Message 5 Day 5- Oct 12
Maybe I spoke too soon about the shelter. None of us had a restful sleep last night. It was freezing last night, not because of the weather (it was actually quite warm), but because of the A/C. Even after borrowing many blankets, it didn’t help our backsides because the cool air would go right thru the bottom of the cot.

That morning, before returning to the DRC, we paid the DMAT a visit at Chalmette High School. Their MASH was very impressive, and the head of the DMAT, Merle, gave us a tour as well as a bit of history about the storm.

He showed us a fence where a fish got stuck during the flood, hammering in the image of the entire city being surrounded by water. Also, there was much local animosity towards Murphy’s Oil. One of their oil storage tanks leaked out about 26,000 gallons of oil into the area, which included many residential neighborhoods. All the plant life in those areas are dead, and because of the contamination of the water table underneath is likely to remain uninhabitable for many, many years to come.

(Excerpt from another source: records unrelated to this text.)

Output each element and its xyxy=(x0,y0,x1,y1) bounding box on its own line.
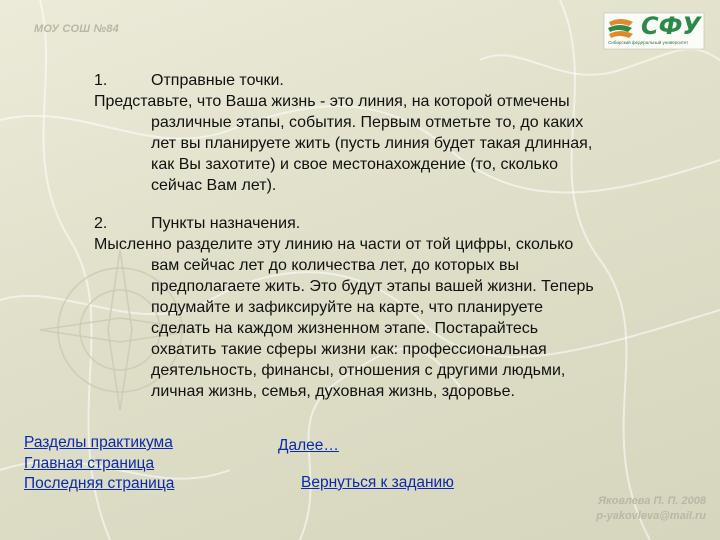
school-label: МОУ СОШ №84 xyxy=(34,23,119,35)
text-line: личная жизнь, семья, духовная жизнь, здоровье. xyxy=(151,383,515,400)
section2-first-line: Мысленно разделите эту линию на части от той цифры, сколько xyxy=(94,236,574,253)
last-page-link[interactable]: Последняя страница xyxy=(24,475,175,492)
section2-heading xyxy=(94,213,674,234)
section2-title: Пункты назначения. xyxy=(151,215,301,232)
section1-body xyxy=(94,112,674,196)
text-line: лет вы планируете жить (пусть линия будет такая длинная, xyxy=(151,135,593,152)
section2-number: 2. xyxy=(94,215,108,232)
section2-body xyxy=(94,255,674,402)
sections-link[interactable]: Разделы практикума xyxy=(24,434,173,451)
section1-first-line: Представьте, что Ваша жизнь - это линия, на которой отмечены xyxy=(94,93,570,110)
logo-text: СФУ xyxy=(641,12,701,40)
text-line: предполагаете жить. Это будут этапы вашей жизни. Теперь xyxy=(151,278,594,295)
text-line: подумайте и зафиксируйте на карте, что планируете xyxy=(151,299,544,316)
nav-links xyxy=(24,433,174,495)
section1-number: 1. xyxy=(94,72,108,89)
next-link[interactable]: Далее… xyxy=(278,437,339,454)
home-link[interactable]: Главная страница xyxy=(24,454,155,472)
text-line: как Вы захотите) и свое местонахождение (то, сколько xyxy=(151,156,558,173)
back-to-task-link[interactable]: Вернуться к заданию xyxy=(301,474,454,491)
text-line: сделать на каждом жизненном этапе. Постарайтесь xyxy=(151,320,539,337)
main-content xyxy=(94,70,674,402)
text-line: различные этапы, события. Первым отметьте то, до каких xyxy=(151,114,584,131)
text-line: вам сейчас лет до количества лет, до которых вы xyxy=(151,257,520,274)
author-name: Яковлева П. П. 2008 xyxy=(598,495,706,507)
logo-subtitle: Сибирский федеральный университет xyxy=(608,40,689,45)
section1-heading xyxy=(94,70,674,91)
text-line: сейчас Вам лет). xyxy=(151,177,277,194)
section1-title: Отправные точки. xyxy=(151,72,284,89)
text-line: деятельность, финансы, отношения с другими людьми, xyxy=(151,362,566,379)
author-email: p-yakovleva@mail.ru xyxy=(596,510,706,522)
author-info xyxy=(596,494,706,524)
text-line: охватить такие сферы жизни как: профессиональная xyxy=(151,341,547,358)
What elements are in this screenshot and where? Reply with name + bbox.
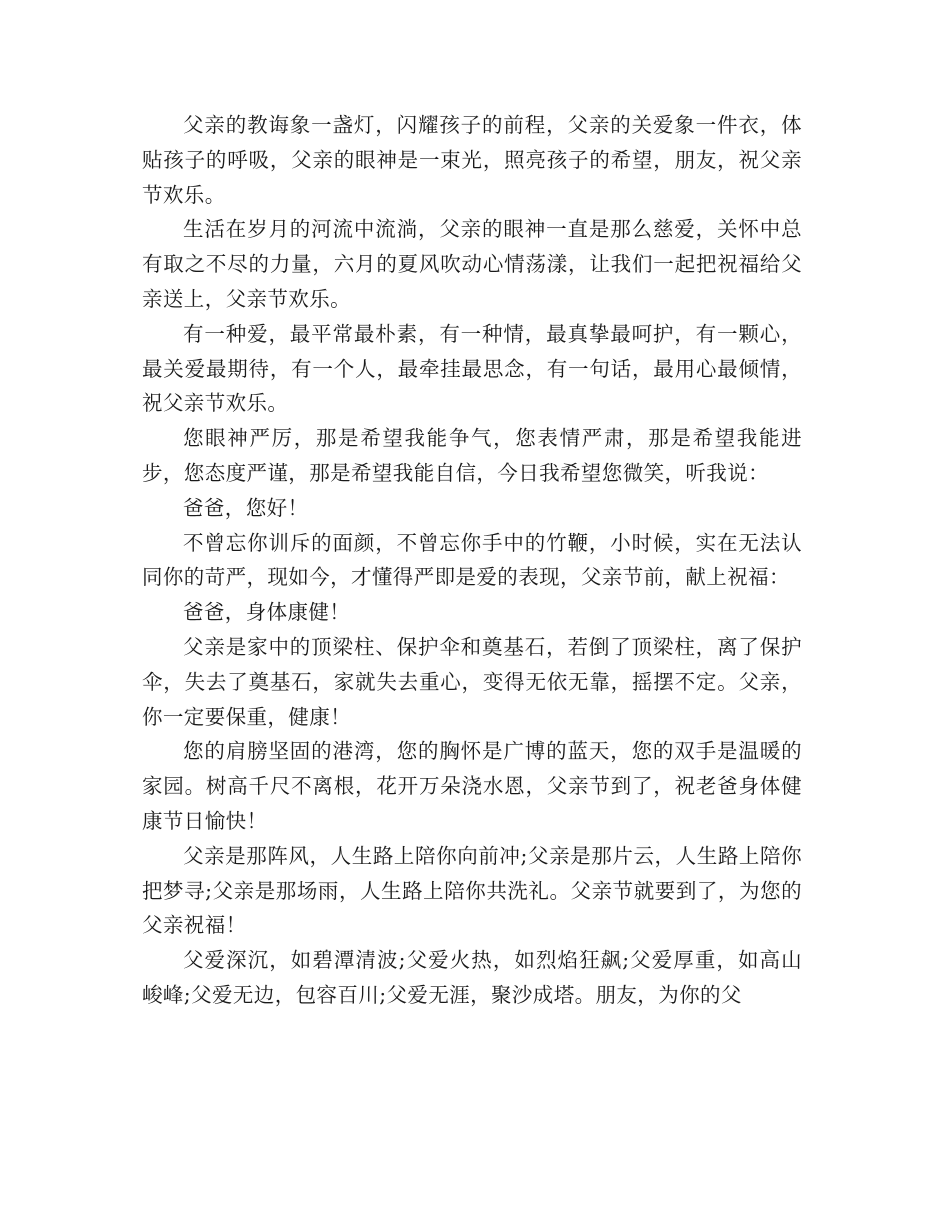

Merle also told us about the first few days of the storm. When Katrina hit, and thousands of people were trapped, local police and firefighters were affected, too, and decided to wait for federal rescue workers. One day passed. Two days passed. They began to realize that no help was coming, and if anything was to be done, they’d have to do it. They started “borrowing” any boats they could find, whether they were tied down, or in trailers, and used them to rescue people until they ran out of fuel. They’d then go and commandeer another boat. That’s why you can see so many boats stranded in the middle of roads and such. It wasn’t because the storm carried the boats there; it was because of the initial rescue attempts of local emergency workers and law enforcement. Also, if you look closely enough, some of the cars have scratch marks on the roofs. That’s from the boats’ propellers driving over them.

We next visited the Animal Shelter next door, where volunteers were working to nurse pets and animals back to health, while volunteer vets took care of any injuries. I’d never really thought about pets as Katrina victims, but they had been trapped, too. One dog found just 2 days ago had been trapped in its home for 6 weeks ever since Katrina hit. It was extremely emaciated, but still friendly. Another dog had chemical burns to its eyes from all the household chemicals that found its way into the flood waters. Thanks to the care of the volunteers, it had just began to regain its sight. Many dogs and cats had diarrhea or suspected ringworm, and at the shelter, we also saw 2 snakes, 2 ducks, an iguana, a tarantula, a chicken, and 2 pigs. All their pictures are taken, and if no one claims them, once they are healthy enough, they are sent to out-of-state shelters.

At the DRC, it was another relatively slow day. Again, had about 85 vaccinations, but saw only about 30-35 patients today. We had a team meeting in the RV to discuss whether we should change locations. With only 2 clinic days left, it seemed best to just stay here, but we would bring it up with Dr. LeBlanc so that Teams 3 and 4 could maybe go somewhere else.